Pada pelayan yang memandangnya dengan mata curiga, ia lalu memperlihatkan
sepotong uang emas yang kiranya cukup untuk membayar harga lima guci arak!
Pelayan itu
memandang dengan mata terbelalak dan sambil pergi untuk mengambilkan arak
pesanan Lo Sian, ia menggerutu, “Sungguh aneh sekali dunia ini! Aku yang
bekerja keras siang malam tanpa kenal lelah, belum pernah mempunyai sekeping
emas murni! Akan tetapi, hari ini aku melihat seorang setengah gila mempunyai
banyak uang emas dan seorang pengemis berbaju tambalan memperlihatkan sepotong
emas besar! Aneh, aneh... dunia memang tidak adil!”
Lo Sian
tersenyum seorang diri. Biar pun pelayan itu bicara dengan perlahan akan tetapi
telinga Lo Sian yang tajam dapat mendengar ucapan ini dan diam-diam ia
membenarkan keluh kesah pelayan itu.
Memang kalau
dipikir-pikir sungguh mengherankan. Orang-orang yang bekerja, semakin berat
pekerjaannya, makin kecillah penghasilannya. Lihat saja para pembesar tinggi
yang kerjanya hanyalah naik turun kereta, naik turun kursi kebesaran, di
mana-mana menjual lagak, membentak-bentak rakyat dan cukup memberi cap
kebesarannya saja, hidupnya mewah dan penghasilannya berlebihan sungguh pun
penghasilannya itu didapat dengan jalan yang tidak halal!
Pada waktu
pelayan itu datang mengantar arak yang dipesannya, tiba-tiba saja terdengar
suara dari sudut ruang rumah makan itu yang membentak si pelayan.
“Hai, kau
boleh menggerutu seorang diri, akan tetapi, jangan kau bawa-bawa aku pula! Aku
mempunyai banyak emas bukan dengan jalan mencuri atau pun merampok, karena itu
tutuplah mulutmu!”
Lo Sian
terkejut.

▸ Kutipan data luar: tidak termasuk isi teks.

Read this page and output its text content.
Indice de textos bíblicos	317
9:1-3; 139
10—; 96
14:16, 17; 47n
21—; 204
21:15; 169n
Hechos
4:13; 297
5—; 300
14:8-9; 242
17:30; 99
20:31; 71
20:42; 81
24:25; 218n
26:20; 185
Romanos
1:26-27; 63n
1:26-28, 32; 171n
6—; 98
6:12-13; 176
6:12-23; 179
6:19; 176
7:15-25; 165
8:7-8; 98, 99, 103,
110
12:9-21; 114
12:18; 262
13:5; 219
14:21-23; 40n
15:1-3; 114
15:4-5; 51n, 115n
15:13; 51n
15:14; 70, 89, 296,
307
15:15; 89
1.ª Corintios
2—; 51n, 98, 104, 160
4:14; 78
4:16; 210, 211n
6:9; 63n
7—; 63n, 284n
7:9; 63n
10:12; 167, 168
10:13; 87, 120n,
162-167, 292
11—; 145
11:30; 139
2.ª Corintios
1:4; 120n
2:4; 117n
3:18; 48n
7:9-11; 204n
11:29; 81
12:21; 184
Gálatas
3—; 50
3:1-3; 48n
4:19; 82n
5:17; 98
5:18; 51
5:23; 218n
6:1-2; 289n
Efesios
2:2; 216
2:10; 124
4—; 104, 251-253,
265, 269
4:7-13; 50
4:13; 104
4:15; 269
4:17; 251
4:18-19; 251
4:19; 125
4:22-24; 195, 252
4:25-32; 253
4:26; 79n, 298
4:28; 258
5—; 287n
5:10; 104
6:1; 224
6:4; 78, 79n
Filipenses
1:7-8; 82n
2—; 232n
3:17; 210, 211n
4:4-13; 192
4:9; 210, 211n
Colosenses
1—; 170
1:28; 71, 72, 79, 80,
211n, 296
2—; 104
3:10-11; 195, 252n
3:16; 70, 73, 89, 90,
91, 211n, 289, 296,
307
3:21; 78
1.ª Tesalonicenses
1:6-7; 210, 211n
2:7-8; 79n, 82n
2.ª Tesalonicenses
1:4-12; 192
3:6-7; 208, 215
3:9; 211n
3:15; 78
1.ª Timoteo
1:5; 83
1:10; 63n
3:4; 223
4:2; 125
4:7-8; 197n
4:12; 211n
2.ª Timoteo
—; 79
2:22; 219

Orang itu duduknya cukup jauh dari tempat pelayan tadi menggerutu,
maka kalau orang dapat mendengar gerutuan si pelayan, dapat diduga bahwa orang
itu memiliki pendengaran yang luar biasa tajamnya! Ia menengok dan
memperhatikan orang itu.
Ternyata
bahwa orang itu bertubuh tegap, berwajah gagah sekali dan sepasang matanya
berpengaruh, membuat orang tak berani bertemu pandang terlalu lama dengan dia.
Akan tetapi, keadaannya memang patut disebut kurang beres ingatan sebab selain
pakaiannya tidak karuan macamnya, juga orang itu membiarkan rambut kepalanya
bergantungan di depan matanya. Kumis dan jenggotnya juga menjungat ke sana
kemari tanpa terpelihara sedikit pun juga dan wajahnya muram dan gelap.
Orang ini
juga telah memesan arak wangi serta meminumnya tidak melalui cawan seperti
orang biasa, melainkan menenggaknya langsung dari mulut guci yang besar! Bahkan
di atas mejanya telah ada sebuah guci yang kosong sedangkan guci ke dua telah
diminum setengahnya.
Sekali
pandang saja, tahulah Lo Sian bahwa orang itu tentu seorang yang pandai, akan
tetapi ia belum pernah melihat orang ini sungguh pun pengalaman Lo Sian cukup
banyak di dunia kang-ouw. Ia tidak tahu apakah orang ini termasuk golongan
pendekar perantau seperti dia sendiri ataukah dia termasuk tokoh dari golongan
hek-to (golongan hitam dan penjahat), maka ia tidak berani sembarangan menegur
dan berkenalan.
Melihat pula
sikap yang keras dan pemarah dari orang itu dan wajahnya yang muram, Lo Sian
mengira bahwa orang itu tentulah seorang tokoh liok-lim (jagoan rimba hijau)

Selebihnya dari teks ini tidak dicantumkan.